The LISA-NL consortium intends to also contribute to the software that is needed to translate the telemetered data to science data. This translation is more complicated in gravitational wave detectors compared to conventional telescopes. LISA ‘sees’ the entire gravitational wave sky the whole time, in contrast to conventional telescopes that have small fields of view. Disentangling the sources across the sky at different wavelengths is a major software challenge. Furthermore, LISA will not have an internal calibration source and instead needs to resort to cosmic calibration sources at well-known positions and with well-known wavelengths, that often need to be identified on the fly in the data. Finally, much diagnostic power is expected from a multi-messenger approach: combining gravitational wave data with simultaneous optical data obtained with conventional telescopes. Organizing the simultaneous optical observations involves dedicated software. LISA-NL will be ready to contribute to the software for all these applications.

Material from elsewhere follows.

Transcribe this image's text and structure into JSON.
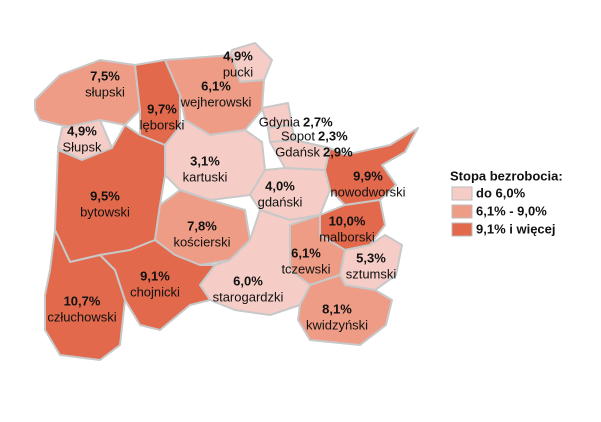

Specific areas where LISA-NL wants to contribute is the connection between pre-flight calibration on the ground and in-flight calibration, defining the requirements for the simultaneous optical observations for meaningful added diagnostic power of the gravitational wave data and developing machine-learning code with hierarchical identification for disentangling the individual sources from the telemetered data.

Finally, LISA-NL aims to develop a new noise model for the quadrant photo diodes and point-ahead angle mechanism, with a focus on the coupling between them, in order to ensure that they will not contribute too much noise to the system as a whole.